Portfolio optimization aims to maximize returns while managing risk. Integrating risk factors and principal components regression (PCR) offers a sophisticated approach. Risk factors are key in understanding asset returns and constructing robust portfolios. These can include market risk, size risk, value risk, and momentum risk.

In fact, these factors explain most returns in most portfolios.

In practice, PCR combines principal component analysis (PCA) with linear regression. PCA reduces correlated variables into uncorrelated principal components, capturing the maximum variance. These components are then used as predictors in regression models.

Professionals use this method to optimize portfolios. They gather historical return data, apply PCA, and perform regression analysis. This process helps to predict asset returns and construct portfolios with optimized weights.

Let's see how it works with Python.

### Imports and set up

We will start by loading some financial data for the “Mag 7” stocks as well as ETFs that track factors.

```
1import yfinance as yf
2import riskfolio as rf
3import pandas as pd
4import warnings
5pd.options.display.float_format = "{:.4%}".format
6warnings.filterwarnings("ignore")
7
8mag_7 = [
9 "AMZN",
10 "AAPL",
11 "NVDA",
12 "META",
13 "TSLA",
14 "MSFT",
15 "GOOG",
16]
17
18factors = ["MTUM", "QUAL", "VLUE", "SIZE", "USMV"]
```

Next we’ll download the data using yFinance.

```
1start = "2020-01-01"
2end = "2024-07-31"
3
4port_returns = (
5 yf
6 .download(
7 mag_7,
8 start=start,
9 end=end
10 )["Adj Close"]
11 .pct_change()
12 .dropna()
13)
14
15factor_returns = (
16 yf
17 .download(
18 factors,
19 start=start,
20 end=end
21 )["Adj Close"]
22 .pct_change()
23 .dropna()
24)
```

We use the `yfinance`

library to download historical price data for our assets. We specify the time period for the data. After downloading, we calculate daily returns from the adjusted closing prices and remove any missing values.

## Set up the Riskfolio portfolio optimization model

We’ll use Riskfolio’s portfolio optimization routines to find the portfolio that maximizes the Sharpe ratio.

```
1port = rf.Portfolio(returns=port_returns)
2
3port.assets_stats(method_mu="hist", method_cov="ledoit")
4
5port.lowerret = 0.00056488 * 1.5
6
7loadings = rf.loadings_matrix(
8 X=factor_returns,
9 Y=port_returns,
10 feature_selection="PCR",
11 n_components=0.95
12)
```

We start by creating a Portfolio object with our portfolio’s historic returns. We set the methods to compute expected returns and the covariance matrix using historical data and the Ledoit-Wolf covariance shrinkage estimator. Setting a lower return constraint will slightly overweight assets with higher volatility.

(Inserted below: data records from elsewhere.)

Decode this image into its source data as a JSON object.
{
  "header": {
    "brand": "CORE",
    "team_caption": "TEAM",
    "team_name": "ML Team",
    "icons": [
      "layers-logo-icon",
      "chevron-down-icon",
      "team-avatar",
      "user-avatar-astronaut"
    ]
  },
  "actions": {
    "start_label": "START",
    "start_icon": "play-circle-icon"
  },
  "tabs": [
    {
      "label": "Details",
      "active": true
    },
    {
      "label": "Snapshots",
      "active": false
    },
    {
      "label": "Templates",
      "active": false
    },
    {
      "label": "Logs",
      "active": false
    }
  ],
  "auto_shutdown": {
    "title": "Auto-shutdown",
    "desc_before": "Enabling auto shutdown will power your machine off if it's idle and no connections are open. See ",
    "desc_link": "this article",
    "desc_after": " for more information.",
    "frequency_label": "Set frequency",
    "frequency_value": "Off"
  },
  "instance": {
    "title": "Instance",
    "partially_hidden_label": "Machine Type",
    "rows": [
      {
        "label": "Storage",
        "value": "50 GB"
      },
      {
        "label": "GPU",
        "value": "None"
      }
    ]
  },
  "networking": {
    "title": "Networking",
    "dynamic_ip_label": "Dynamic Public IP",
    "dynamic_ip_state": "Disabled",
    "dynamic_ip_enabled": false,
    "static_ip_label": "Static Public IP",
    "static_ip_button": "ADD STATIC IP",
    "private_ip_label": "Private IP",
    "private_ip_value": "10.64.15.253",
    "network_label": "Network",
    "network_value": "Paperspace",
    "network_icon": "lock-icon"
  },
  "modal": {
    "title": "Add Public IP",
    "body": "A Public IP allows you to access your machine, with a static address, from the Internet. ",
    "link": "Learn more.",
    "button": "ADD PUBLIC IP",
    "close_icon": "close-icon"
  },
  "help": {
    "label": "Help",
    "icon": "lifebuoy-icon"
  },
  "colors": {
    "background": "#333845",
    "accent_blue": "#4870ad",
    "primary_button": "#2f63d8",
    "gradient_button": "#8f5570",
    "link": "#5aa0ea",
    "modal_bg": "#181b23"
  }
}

We can print out the factor loadings on each of our portfolio assets.

`1loadings.style.format("{:.4f}").background_gradient(cmap='RdYlGn')`

The result is the following heatmap.

## Compute the optimal weights for the maximum Sharpe portfolio

To use PCA regression, we need to set the factor stats.

```
1port.factors = factor_returns
2port.factors_stats(
3 method_mu="hist",
4 method_cov="ledoit",
5 feature_selection="PCR",
6 dict_risk=dict(
7 n_components=0.95
8 )
9)
```

This code uses the factor returns to set the factor stats. We use the same methods for expected returns and computing the covariance matrix. In this example, we select the factors that explain 95% of the variance.

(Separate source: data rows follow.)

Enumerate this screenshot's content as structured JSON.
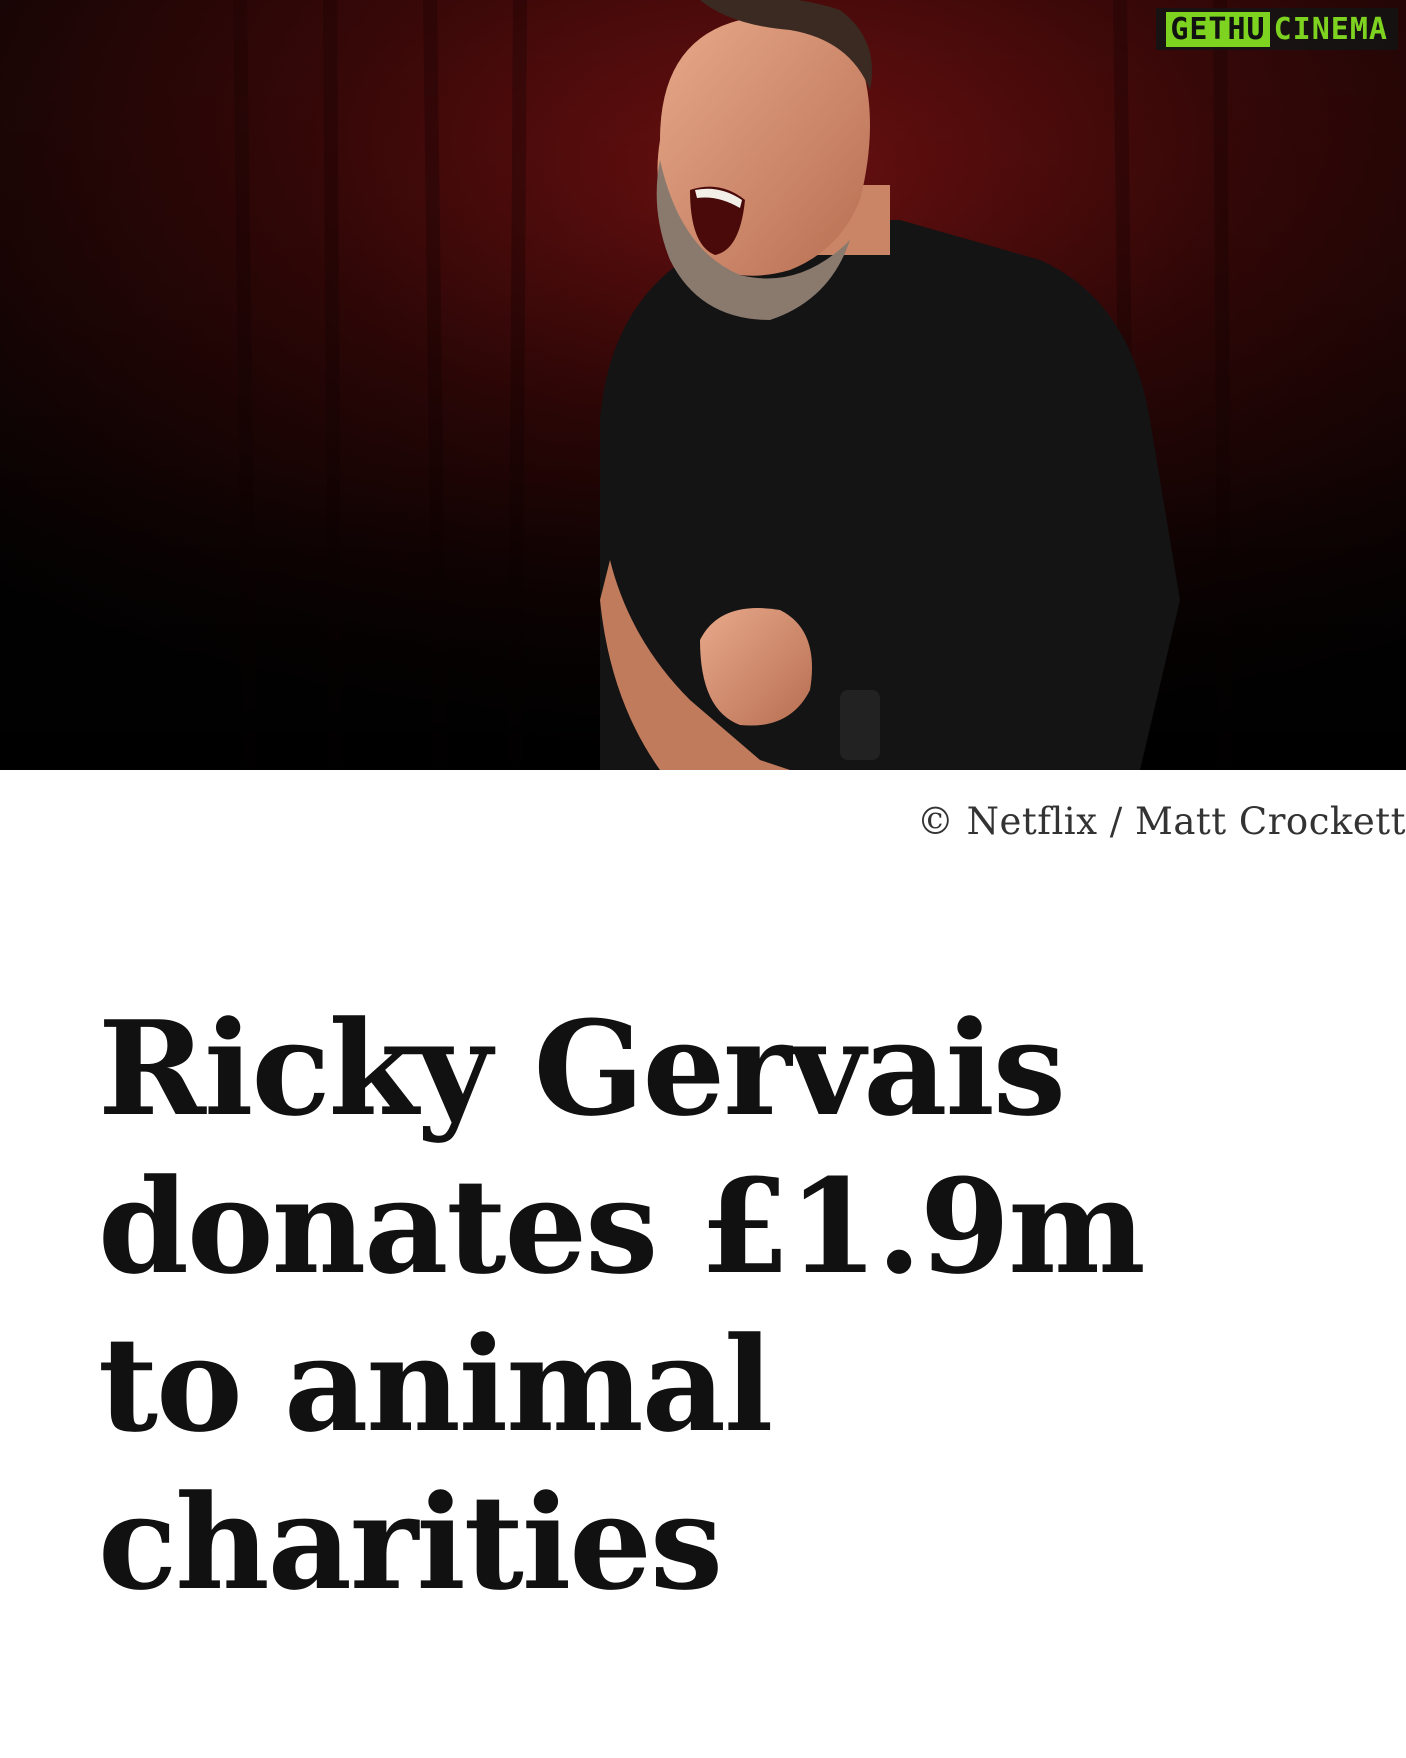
{
  "watermark": {
    "part1": "GETHU",
    "part2": "CINEMA"
  },
  "photo": {
    "subject": "comedian on stage shouting with clenched fist in front of dark red curtain",
    "background_color": "#0a0606",
    "curtain_color": "#5a0c0c"
  },
  "credit": "© Netflix / Matt Crockett",
  "headline": {
    "line1": "Ricky Gervais",
    "line2": "donates £1.9m",
    "line3": "to animal",
    "line4": "charities"
  }
}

Finally, run the optimizer.

```
1w = port.optimization(
2 model="FM",
3 rm="MV",
4 obj="Sharpe",
5 hist=False,
6)
```

Optimize the portfolio using a factor model, variance as the risk measure, and Sharpe ratio as the objective function. The output is a pandas DataFrame of weights. You can plot them for visualization.

```
1ax = rf.plot_pie(
2 w=w,
3 title='Sharpe FM Mean Variance',
4 others=0.05,
5 nrow=25,
6 cmap="tab20"
7)
```

The result is a pie chart which depicts each of the optimal weights.

It looks like we need to be heavily weighed in NVDA based on the factor loadings to maximize the Sharpe ratio. Not surprising given it’s run up of the last few years.

### Your next steps

Now that you have optimized your portfolio using principal components regression, try experimenting with different assets or time periods to see how the results change. You could also explore using more or fewer principal components to understand their impact on your portfolio optimization.